The regulations will cost industry anywhere from $30 million to $2.7 billion a year, API said, citing an analysis by the consulting company Advanced Resources International Inc. “Even on the low end, this estimate is substantially higher than the BLM's, which assumes annualized costs to industry, without empirical support, of only about '$12 [million] to $20 million,' ” the association said.
Another cost estimate was offered in comments filed by the Independent Petroleum Association of America and Western Energy Alliance, joined by several other industry associations. A study for IPAA and Western Energy Alliance put the annual cost to industry at $345 million. That study said the cost per well would be $96,913, not the $3,138 to $5,011 that BLM estimated.
“The economic analysis for the proposed hydraulic fracturing rule is woefully deficient,” IPAA and Western Energy Alliance said. “As previously discussed in our comments on the substantive provisions of the rulemaking, BLM has underestimated the costs of virtually every aspect of the proposed rule.”
Mass mailings of form letters written by environmental advocates constituted the great majority of the comments filed on the BLM proposal. Advocacy groups said the proposed rule should be strengthened to increase disclosure of chemicals, forbid open-air wastewater pits, tighten other technical requirements, and keep drilling farther from national parks.

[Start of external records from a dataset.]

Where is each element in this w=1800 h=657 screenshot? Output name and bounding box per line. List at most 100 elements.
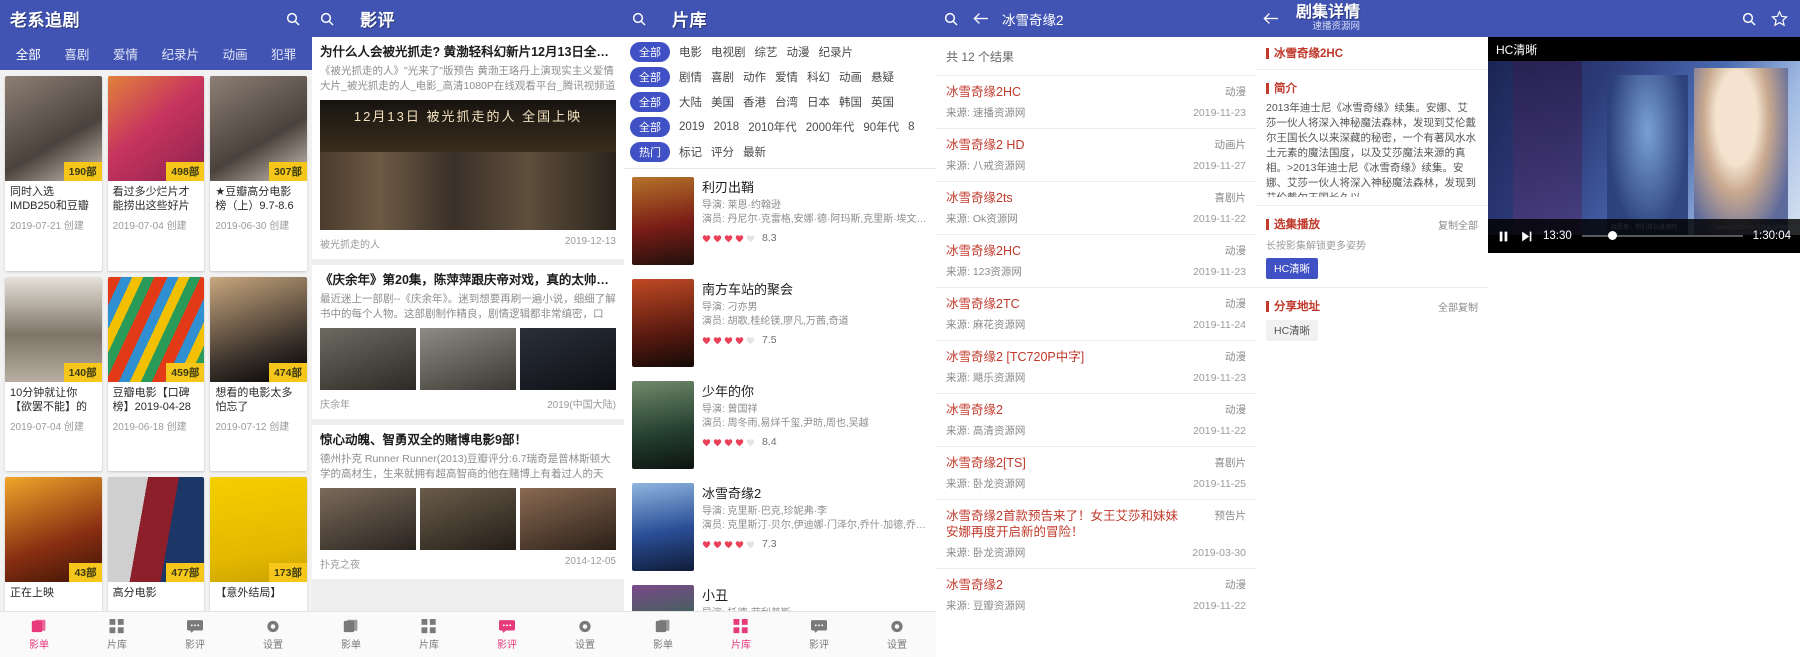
video-player[interactable]: HC清晰 我愿意，你们可以进来吗 www.sd2233.com 片源来自网络收集 bbox=[1488, 37, 1800, 657]
nav-item-settings[interactable]: 设置 bbox=[546, 619, 624, 651]
filter-option[interactable]: 动画 bbox=[839, 69, 862, 85]
nav-item-reviews[interactable]: 影评 bbox=[156, 619, 234, 651]
filter-option[interactable]: 8 bbox=[908, 121, 914, 133]
filter-chip[interactable]: 全部 bbox=[630, 42, 670, 62]
filter-option[interactable]: 2010年代 bbox=[748, 119, 797, 135]
category-tab-3[interactable]: 纪录片 bbox=[160, 41, 202, 66]
review-source: 被光抓走的人 bbox=[320, 240, 380, 251]
search-result-item[interactable]: 冰雪奇缘2[TS] 喜剧片 来源: 卧龙资源网 2019-11-25 bbox=[936, 446, 1256, 499]
filter-option[interactable]: 纪录片 bbox=[819, 44, 854, 60]
review-thumb bbox=[320, 488, 416, 550]
search-result-item[interactable]: 冰雪奇缘2首款预告来了！女王艾莎和妹妹安娜再度开启新的冒险！ 预告片 来源: 卧… bbox=[936, 499, 1256, 568]
video-seek-bar[interactable] bbox=[1581, 231, 1743, 240]
heart-icon bbox=[724, 234, 733, 242]
search-icon[interactable] bbox=[936, 4, 966, 34]
filter-option[interactable]: 悬疑 bbox=[871, 69, 894, 85]
category-tab-1[interactable]: 喜剧 bbox=[62, 41, 91, 66]
search-result-item[interactable]: 冰雪奇缘2TC 动漫 来源: 麻花资源网 2019-11-24 bbox=[936, 287, 1256, 340]
filter-option[interactable]: 爱情 bbox=[775, 69, 798, 85]
category-tabs-panel1[interactable]: 全部 喜剧 爱情 纪录片 动画 犯罪 bbox=[0, 37, 312, 70]
filter-option[interactable]: 大陆 bbox=[679, 94, 702, 110]
filter-option[interactable]: 标记 bbox=[679, 144, 702, 160]
nav-item-movie-lists[interactable]: 影单 bbox=[0, 619, 78, 651]
star-outline-icon[interactable] bbox=[1764, 4, 1794, 34]
filter-option[interactable]: 动漫 bbox=[787, 44, 810, 60]
copy-all-share-button[interactable]: 全部复制 bbox=[1438, 299, 1478, 314]
search-query-text[interactable]: 冰雪奇缘2 bbox=[996, 9, 1064, 29]
nav-item-movie-lists[interactable]: 影单 bbox=[312, 619, 390, 651]
library-row[interactable]: 南方车站的聚会 导演: 刁亦男 演员: 胡歌,桂纶镁,廖凡,万茜,奇道 7.5 bbox=[624, 271, 936, 373]
search-result-item[interactable]: 冰雪奇缘2 [TC720P中字] 动漫 来源: 飓乐资源网 2019-11-23 bbox=[936, 340, 1256, 393]
filter-option[interactable]: 剧情 bbox=[679, 69, 702, 85]
filter-option[interactable]: 科幻 bbox=[807, 69, 830, 85]
nav-item-settings[interactable]: 设置 bbox=[858, 619, 936, 651]
nav-item-settings[interactable]: 设置 bbox=[234, 619, 312, 651]
filter-option[interactable]: 90年代 bbox=[863, 119, 899, 135]
filter-option[interactable]: 日本 bbox=[807, 94, 830, 110]
episode-chip-button[interactable]: HC清晰 bbox=[1266, 258, 1319, 279]
filter-option[interactable]: 评分 bbox=[711, 144, 734, 160]
search-icon[interactable] bbox=[278, 4, 308, 34]
share-chip-button[interactable]: HC清晰 bbox=[1266, 320, 1319, 341]
search-result-item[interactable]: 冰雪奇缘2 HD 动画片 来源: 八戒资源网 2019-11-27 bbox=[936, 128, 1256, 181]
movie-list-card[interactable]: 459部 豆瓣电影【口碑榜】2019-04-28 2019-06-18 创建 bbox=[107, 276, 205, 472]
filter-option[interactable]: 电视剧 bbox=[711, 44, 746, 60]
nav-item-library[interactable]: 片库 bbox=[78, 618, 156, 651]
nav-item-reviews[interactable]: 影评 bbox=[468, 619, 546, 651]
filter-option[interactable]: 最新 bbox=[743, 144, 766, 160]
library-row[interactable]: 利刃出鞘 导演: 莱恩·约翰逊 演员: 丹尼尔·克雷格,安娜·德·阿玛斯,克里斯… bbox=[624, 169, 936, 271]
search-result-item[interactable]: 冰雪奇缘2HC 动漫 来源: 123资源网 2019-11-23 bbox=[936, 234, 1256, 287]
filter-option[interactable]: 2018 bbox=[714, 121, 740, 133]
filter-option[interactable]: 香港 bbox=[743, 94, 766, 110]
movie-list-card[interactable]: 307部 ★豆瓣高分电影榜（上）9.7-8.6 2019-06-30 创建 bbox=[210, 76, 307, 271]
search-result-item[interactable]: 冰雪奇缘2 动漫 来源: 豆瓣资源网 2019-11-22 bbox=[936, 568, 1256, 621]
seek-knob[interactable] bbox=[1607, 231, 1617, 240]
review-card[interactable]: 惊心动魄、智勇双全的赌博电影9部！ 德州扑克 Runner Runner(201… bbox=[312, 425, 624, 579]
detail-app-bar: 剧集详情 速播资源网 bbox=[1256, 0, 1800, 37]
filter-option[interactable]: 韩国 bbox=[839, 94, 862, 110]
filter-option[interactable]: 台湾 bbox=[775, 94, 798, 110]
nav-item-movie-lists[interactable]: 影单 bbox=[624, 619, 702, 651]
category-tab-0[interactable]: 全部 bbox=[14, 41, 43, 66]
search-result-item[interactable]: 冰雪奇缘2HC 动漫 来源: 速播资源网 2019-11-23 bbox=[936, 75, 1256, 128]
filter-chip[interactable]: 全部 bbox=[630, 117, 670, 137]
copy-all-episodes-button[interactable]: 复制全部 bbox=[1438, 217, 1478, 232]
filter-option[interactable]: 喜剧 bbox=[711, 69, 734, 85]
filter-chip[interactable]: 热门 bbox=[630, 142, 670, 162]
review-card[interactable]: 为什么人会被光抓走? 黄渤轻科幻新片12月13日全国上... 《被光抓走的人》"… bbox=[312, 37, 624, 259]
category-tab-2[interactable]: 爱情 bbox=[111, 41, 140, 66]
search-icon[interactable] bbox=[1734, 4, 1764, 34]
nav-item-library[interactable]: 片库 bbox=[702, 618, 780, 651]
movie-list-card[interactable]: 498部 看过多少烂片才能捞出这些好片 2019-07-04 创建 bbox=[107, 76, 205, 271]
filter-option[interactable]: 动作 bbox=[743, 69, 766, 85]
search-icon[interactable] bbox=[624, 4, 654, 34]
movie-list-card[interactable]: 190部 同时入选IMDB250和豆瓣电影250的 2019-07-21 创建 bbox=[5, 76, 102, 271]
filter-option[interactable]: 美国 bbox=[711, 94, 734, 110]
library-row[interactable]: 少年的你 导演: 曾国祥 演员: 周冬雨,易烊千玺,尹昉,周也,吴越 8.4 bbox=[624, 373, 936, 475]
movie-list-card[interactable]: 140部 10分钟就让你【欲罢不能】的高分电... 2019-07-04 创建 bbox=[5, 276, 102, 472]
pause-icon[interactable] bbox=[1497, 230, 1510, 243]
back-arrow-icon[interactable] bbox=[1256, 4, 1286, 34]
search-result-item[interactable]: 冰雪奇缘2ts 喜剧片 来源: Ok资源网 2019-11-22 bbox=[936, 181, 1256, 234]
category-tab-4[interactable]: 动画 bbox=[221, 41, 250, 66]
category-tab-5[interactable]: 犯罪 bbox=[269, 41, 298, 66]
search-result-item[interactable]: 冰雪奇缘2 动漫 来源: 高清资源网 2019-11-22 bbox=[936, 393, 1256, 446]
search-icon[interactable] bbox=[312, 4, 342, 34]
filter-option[interactable]: 2000年代 bbox=[806, 119, 855, 135]
back-arrow-icon[interactable] bbox=[966, 4, 996, 34]
filter-option[interactable]: 2019 bbox=[679, 121, 705, 133]
pause-icon-overlay[interactable] bbox=[1629, 332, 1659, 362]
filter-chip[interactable]: 全部 bbox=[630, 92, 670, 112]
filter-option[interactable]: 电影 bbox=[679, 44, 702, 60]
library-row[interactable]: 冰雪奇缘2 导演: 克里斯·巴克,珍妮弗·李 演员: 克里斯汀·贝尔,伊迪娜·门… bbox=[624, 475, 936, 577]
review-card[interactable]: 《庆余年》第20集，陈萍萍跟庆帝对戏，真的太帅了！爱... 最近迷上一部剧--《… bbox=[312, 265, 624, 419]
nav-item-library[interactable]: 片库 bbox=[390, 618, 468, 651]
filter-chip[interactable]: 全部 bbox=[630, 67, 670, 87]
video-controls[interactable]: 13:30 1:30:04 bbox=[1488, 219, 1800, 253]
next-track-icon[interactable] bbox=[1520, 230, 1533, 243]
nav-item-reviews[interactable]: 影评 bbox=[780, 619, 858, 651]
filter-option[interactable]: 英国 bbox=[871, 94, 894, 110]
movie-list-card[interactable]: 474部 想看的电影太多怕忘了 2019-07-12 创建 bbox=[210, 276, 307, 472]
filter-option[interactable]: 综艺 bbox=[755, 44, 778, 60]
review-source: 庆余年 bbox=[320, 400, 350, 411]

Food and Water Watch and 350.org both advocated a complete ban on fracturing on federal lands, largely out of concern for greenhouse gas emissions. The groups submitted letters on behalf of thousands of individuals.
The Natural Resources Defense Council similarly submitted variations of a letter that urged “putting our most sensitive public lands off-limits to any oil and gas development. Secondly, do not let development proceed on other lands without smart, comprehensive regulations for all forms of well stimulation, including fracking, that will protect our air, water, wildlife and human health.”
Fourteen California state legislators, all Democrats, sent a letter asking BLM to expand the proposed rule to cover not only hydraulic fracturing but also all forms of well stimulation. The lawmakers especially expressed concern about acid stimulation, which injects acids into a geologic formation to improve oil or gas flow.